Yes, he said, they are far too apt to be deceived.

[Socrates:] Therefore, I said, the judge should not be young; he should have learned to know evil, not from his own soul, but from late and long observation of the nature of evil in others: knowledge should be his guide, not personal experience.

Yes, he said, that is the ideal of a judge.

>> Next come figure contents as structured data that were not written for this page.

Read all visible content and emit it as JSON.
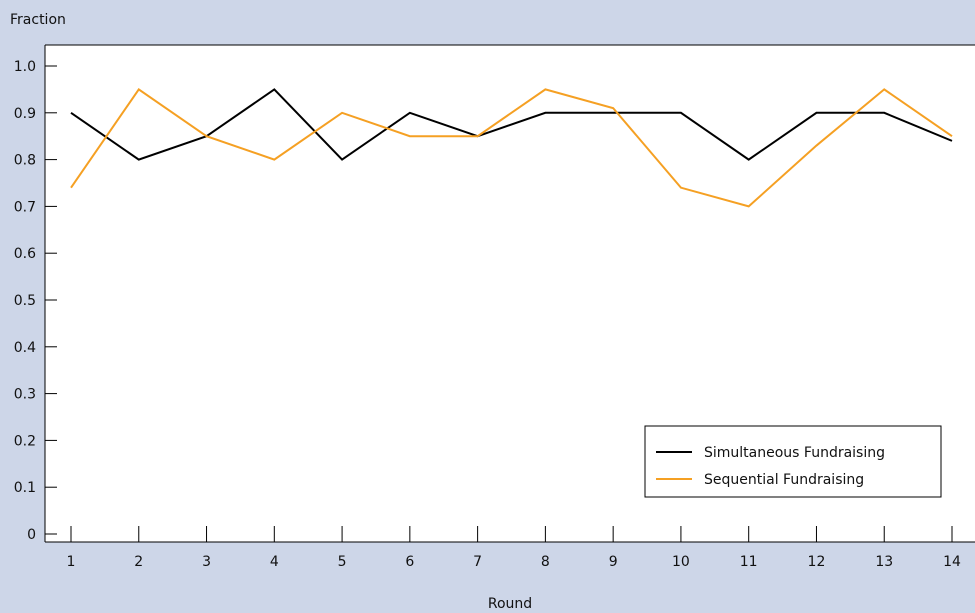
{
  "chart_data": {
    "type": "line",
    "title": "",
    "xlabel": "Round",
    "ylabel": "Fraction",
    "x": [
      1,
      2,
      3,
      4,
      5,
      6,
      7,
      8,
      9,
      10,
      11,
      12,
      13,
      14
    ],
    "xlim": [
      1,
      14
    ],
    "ylim": [
      0,
      1.0
    ],
    "yticks": [
      "0",
      "0.1",
      "0.2",
      "0.3",
      "0.4",
      "0.5",
      "0.6",
      "0.7",
      "0.8",
      "0.9",
      "1.0"
    ],
    "xticks": [
      "1",
      "2",
      "3",
      "4",
      "5",
      "6",
      "7",
      "8",
      "9",
      "10",
      "11",
      "12",
      "13",
      "14"
    ],
    "grid": false,
    "legend_position": "bottom-right",
    "series": [
      {
        "name": "Simultaneous Fundraising",
        "color": "#000000",
        "values": [
          0.9,
          0.8,
          0.85,
          0.95,
          0.8,
          0.9,
          0.85,
          0.9,
          0.9,
          0.9,
          0.8,
          0.9,
          0.9,
          0.84
        ]
      },
      {
        "name": "Sequential Fundraising",
        "color": "#f5a023",
        "values": [
          0.74,
          0.95,
          0.85,
          0.8,
          0.9,
          0.85,
          0.85,
          0.95,
          0.91,
          0.74,
          0.7,
          0.83,
          0.95,
          0.85
        ]
      }
    ]
  }
}
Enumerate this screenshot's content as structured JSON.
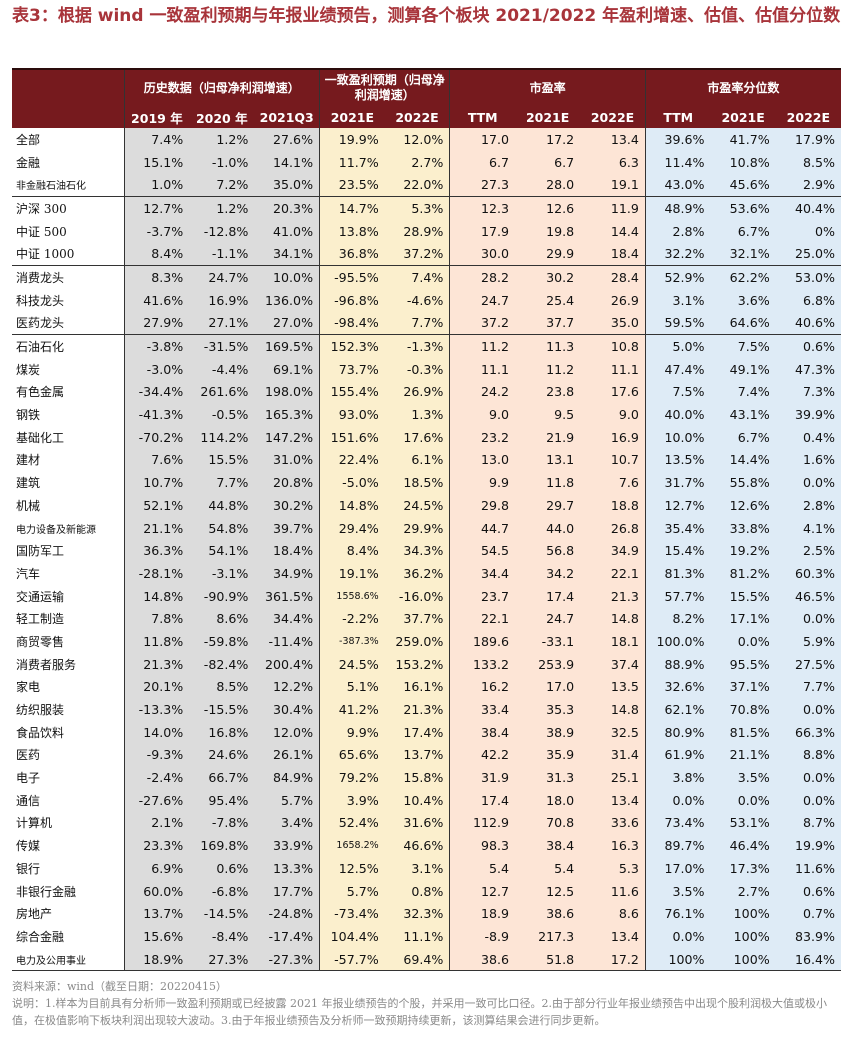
{
  "title": "表3：根据 wind 一致盈利预期与年报业绩预告，测算各个板块 2021/2022 年盈利增速、估值、估值分位数",
  "groups": {
    "hist": "历史数据（归母净利润增速）",
    "consensus": "一致盈利预期（归母净利润增速）",
    "pe": "市盈率",
    "pe_pct": "市盈率分位数"
  },
  "columns": [
    "2019 年",
    "2020 年",
    "2021Q3",
    "2021E",
    "2022E",
    "TTM",
    "2021E",
    "2022E",
    "TTM",
    "2021E",
    "2022E"
  ],
  "rows": [
    {
      "name": "全部",
      "v": [
        "7.4%",
        "1.2%",
        "27.6%",
        "19.9%",
        "12.0%",
        "17.0",
        "17.2",
        "13.4",
        "39.6%",
        "41.7%",
        "17.9%"
      ]
    },
    {
      "name": "金融",
      "v": [
        "15.1%",
        "-1.0%",
        "14.1%",
        "11.7%",
        "2.7%",
        "6.7",
        "6.7",
        "6.3",
        "11.4%",
        "10.8%",
        "8.5%"
      ]
    },
    {
      "name": "非金融石油石化",
      "v": [
        "1.0%",
        "7.2%",
        "35.0%",
        "23.5%",
        "22.0%",
        "27.3",
        "28.0",
        "19.1",
        "43.0%",
        "45.6%",
        "2.9%"
      ]
    },
    {
      "name": "沪深 300",
      "v": [
        "12.7%",
        "1.2%",
        "20.3%",
        "14.7%",
        "5.3%",
        "12.3",
        "12.6",
        "11.9",
        "48.9%",
        "53.6%",
        "40.4%"
      ]
    },
    {
      "name": "中证 500",
      "v": [
        "-3.7%",
        "-12.8%",
        "41.0%",
        "13.8%",
        "28.9%",
        "17.9",
        "19.8",
        "14.4",
        "2.8%",
        "6.7%",
        "0%"
      ]
    },
    {
      "name": "中证 1000",
      "v": [
        "8.4%",
        "-1.1%",
        "34.1%",
        "36.8%",
        "37.2%",
        "30.0",
        "29.9",
        "18.4",
        "32.2%",
        "32.1%",
        "25.0%"
      ]
    },
    {
      "name": "消费龙头",
      "v": [
        "8.3%",
        "24.7%",
        "10.0%",
        "-95.5%",
        "7.4%",
        "28.2",
        "30.2",
        "28.4",
        "52.9%",
        "62.2%",
        "53.0%"
      ]
    },
    {
      "name": "科技龙头",
      "v": [
        "41.6%",
        "16.9%",
        "136.0%",
        "-96.8%",
        "-4.6%",
        "24.7",
        "25.4",
        "26.9",
        "3.1%",
        "3.6%",
        "6.8%"
      ]
    },
    {
      "name": "医药龙头",
      "v": [
        "27.9%",
        "27.1%",
        "27.0%",
        "-98.4%",
        "7.7%",
        "37.2",
        "37.7",
        "35.0",
        "59.5%",
        "64.6%",
        "40.6%"
      ]
    },
    {
      "name": "石油石化",
      "v": [
        "-3.8%",
        "-31.5%",
        "169.5%",
        "152.3%",
        "-1.3%",
        "11.2",
        "11.3",
        "10.8",
        "5.0%",
        "7.5%",
        "0.6%"
      ]
    },
    {
      "name": "煤炭",
      "v": [
        "-3.0%",
        "-4.4%",
        "69.1%",
        "73.7%",
        "-0.3%",
        "11.1",
        "11.2",
        "11.1",
        "47.4%",
        "49.1%",
        "47.3%"
      ]
    },
    {
      "name": "有色金属",
      "v": [
        "-34.4%",
        "261.6%",
        "198.0%",
        "155.4%",
        "26.9%",
        "24.2",
        "23.8",
        "17.6",
        "7.5%",
        "7.4%",
        "7.3%"
      ]
    },
    {
      "name": "钢铁",
      "v": [
        "-41.3%",
        "-0.5%",
        "165.3%",
        "93.0%",
        "1.3%",
        "9.0",
        "9.5",
        "9.0",
        "40.0%",
        "43.1%",
        "39.9%"
      ]
    },
    {
      "name": "基础化工",
      "v": [
        "-70.2%",
        "114.2%",
        "147.2%",
        "151.6%",
        "17.6%",
        "23.2",
        "21.9",
        "16.9",
        "10.0%",
        "6.7%",
        "0.4%"
      ]
    },
    {
      "name": "建材",
      "v": [
        "7.6%",
        "15.5%",
        "31.0%",
        "22.4%",
        "6.1%",
        "13.0",
        "13.1",
        "10.7",
        "13.5%",
        "14.4%",
        "1.6%"
      ]
    },
    {
      "name": "建筑",
      "v": [
        "10.7%",
        "7.7%",
        "20.8%",
        "-5.0%",
        "18.5%",
        "9.9",
        "11.8",
        "7.6",
        "31.7%",
        "55.8%",
        "0.0%"
      ]
    },
    {
      "name": "机械",
      "v": [
        "52.1%",
        "44.8%",
        "30.2%",
        "14.8%",
        "24.5%",
        "29.8",
        "29.7",
        "18.8",
        "12.7%",
        "12.6%",
        "2.8%"
      ]
    },
    {
      "name": "电力设备及新能源",
      "v": [
        "21.1%",
        "54.8%",
        "39.7%",
        "29.4%",
        "29.9%",
        "44.7",
        "44.0",
        "26.8",
        "35.4%",
        "33.8%",
        "4.1%"
      ]
    },
    {
      "name": "国防军工",
      "v": [
        "36.3%",
        "54.1%",
        "18.4%",
        "8.4%",
        "34.3%",
        "54.5",
        "56.8",
        "34.9",
        "15.4%",
        "19.2%",
        "2.5%"
      ]
    },
    {
      "name": "汽车",
      "v": [
        "-28.1%",
        "-3.1%",
        "34.9%",
        "19.1%",
        "36.2%",
        "34.4",
        "34.2",
        "22.1",
        "81.3%",
        "81.2%",
        "60.3%"
      ]
    },
    {
      "name": "交通运输",
      "v": [
        "14.8%",
        "-90.9%",
        "361.5%",
        "1558.6%",
        "-16.0%",
        "23.7",
        "17.4",
        "21.3",
        "57.7%",
        "15.5%",
        "46.5%"
      ]
    },
    {
      "name": "轻工制造",
      "v": [
        "7.8%",
        "8.6%",
        "34.4%",
        "-2.2%",
        "37.7%",
        "22.1",
        "24.7",
        "14.8",
        "8.2%",
        "17.1%",
        "0.0%"
      ]
    },
    {
      "name": "商贸零售",
      "v": [
        "11.8%",
        "-59.8%",
        "-11.4%",
        "-387.3%",
        "259.0%",
        "189.6",
        "-33.1",
        "18.1",
        "100.0%",
        "0.0%",
        "5.9%"
      ]
    },
    {
      "name": "消费者服务",
      "v": [
        "21.3%",
        "-82.4%",
        "200.4%",
        "24.5%",
        "153.2%",
        "133.2",
        "253.9",
        "37.4",
        "88.9%",
        "95.5%",
        "27.5%"
      ]
    },
    {
      "name": "家电",
      "v": [
        "20.1%",
        "8.5%",
        "12.2%",
        "5.1%",
        "16.1%",
        "16.2",
        "17.0",
        "13.5",
        "32.6%",
        "37.1%",
        "7.7%"
      ]
    },
    {
      "name": "纺织服装",
      "v": [
        "-13.3%",
        "-15.5%",
        "30.4%",
        "41.2%",
        "21.3%",
        "33.4",
        "35.3",
        "14.8",
        "62.1%",
        "70.8%",
        "0.0%"
      ]
    },
    {
      "name": "食品饮料",
      "v": [
        "14.0%",
        "16.8%",
        "12.0%",
        "9.9%",
        "17.4%",
        "38.4",
        "38.9",
        "32.5",
        "80.9%",
        "81.5%",
        "66.3%"
      ]
    },
    {
      "name": "医药",
      "v": [
        "-9.3%",
        "24.6%",
        "26.1%",
        "65.6%",
        "13.7%",
        "42.2",
        "35.9",
        "31.4",
        "61.9%",
        "21.1%",
        "8.8%"
      ]
    },
    {
      "name": "电子",
      "v": [
        "-2.4%",
        "66.7%",
        "84.9%",
        "79.2%",
        "15.8%",
        "31.9",
        "31.3",
        "25.1",
        "3.8%",
        "3.5%",
        "0.0%"
      ]
    },
    {
      "name": "通信",
      "v": [
        "-27.6%",
        "95.4%",
        "5.7%",
        "3.9%",
        "10.4%",
        "17.4",
        "18.0",
        "13.4",
        "0.0%",
        "0.0%",
        "0.0%"
      ]
    },
    {
      "name": "计算机",
      "v": [
        "2.1%",
        "-7.8%",
        "3.4%",
        "52.4%",
        "31.6%",
        "112.9",
        "70.8",
        "33.6",
        "73.4%",
        "53.1%",
        "8.7%"
      ]
    },
    {
      "name": "传媒",
      "v": [
        "23.3%",
        "169.8%",
        "33.9%",
        "1658.2%",
        "46.6%",
        "98.3",
        "38.4",
        "16.3",
        "89.7%",
        "46.4%",
        "19.9%"
      ]
    },
    {
      "name": "银行",
      "v": [
        "6.9%",
        "0.6%",
        "13.3%",
        "12.5%",
        "3.1%",
        "5.4",
        "5.4",
        "5.3",
        "17.0%",
        "17.3%",
        "11.6%"
      ]
    },
    {
      "name": "非银行金融",
      "v": [
        "60.0%",
        "-6.8%",
        "17.7%",
        "5.7%",
        "0.8%",
        "12.7",
        "12.5",
        "11.6",
        "3.5%",
        "2.7%",
        "0.6%"
      ]
    },
    {
      "name": "房地产",
      "v": [
        "13.7%",
        "-14.5%",
        "-24.8%",
        "-73.4%",
        "32.3%",
        "18.9",
        "38.6",
        "8.6",
        "76.1%",
        "100%",
        "0.7%"
      ]
    },
    {
      "name": "综合金融",
      "v": [
        "15.6%",
        "-8.4%",
        "-17.4%",
        "104.4%",
        "11.1%",
        "-8.9",
        "217.3",
        "13.4",
        "0.0%",
        "100%",
        "83.9%"
      ]
    },
    {
      "name": "电力及公用事业",
      "v": [
        "18.9%",
        "27.3%",
        "-27.3%",
        "-57.7%",
        "69.4%",
        "38.6",
        "51.8",
        "17.2",
        "100%",
        "100%",
        "16.4%"
      ]
    }
  ],
  "separator_before": [
    3,
    6,
    9
  ],
  "notes": {
    "source": "资料来源：wind（截至日期：20220415）",
    "desc": "说明：1.样本为目前具有分析师一致盈利预期或已经披露 2021 年报业绩预告的个股，并采用一致可比口径。2.由于部分行业年报业绩预告中出现个股利润极大值或极小值，在极值影响下板块利润出现较大波动。3.由于年报业绩预告及分析师一致预期持续更新，该测算结果会进行同步更新。"
  },
  "colors": {
    "header_bg": "#761a1e",
    "title": "#a8343a",
    "hist_band": "#dcdcdc",
    "consensus_band": "#fbefcd",
    "pe_band": "#fde5d6",
    "pe_pct_band": "#deebf6"
  }
}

[Socrates:] Yes, I replied, and he will be a good man (which is my answer to your question); for he is good who has a good soul. But the cunning and suspicious nature of which we spoke,–he who has committed many crimes, and fancies himself to be a master in wickedness, when he is amongst his fellows, is wonderful in the precautions which he takes, because he judges of them by himself: but when he gets into the company of men of virtue, who have the experience of age, he appears to be a fool again, owing to his unseasonable suspicions; he cannot recognise an honest man, because he has no pattern of honesty in himself; at the same time, as the bad are more numerous than the good, and he meets with them oftener, he thinks himself, and is by others thought to be, rather wise than foolish.

Most true, he said.

[Socrates:] Then the good and wise judge whom we are seeking is not this man, but the other; for vice cannot know virtue too, but a virtuous nature, educated by time, will acquire a knowledge both of virtue and vice: the virtuous, and not the vicious, man has wisdom–in my opinion.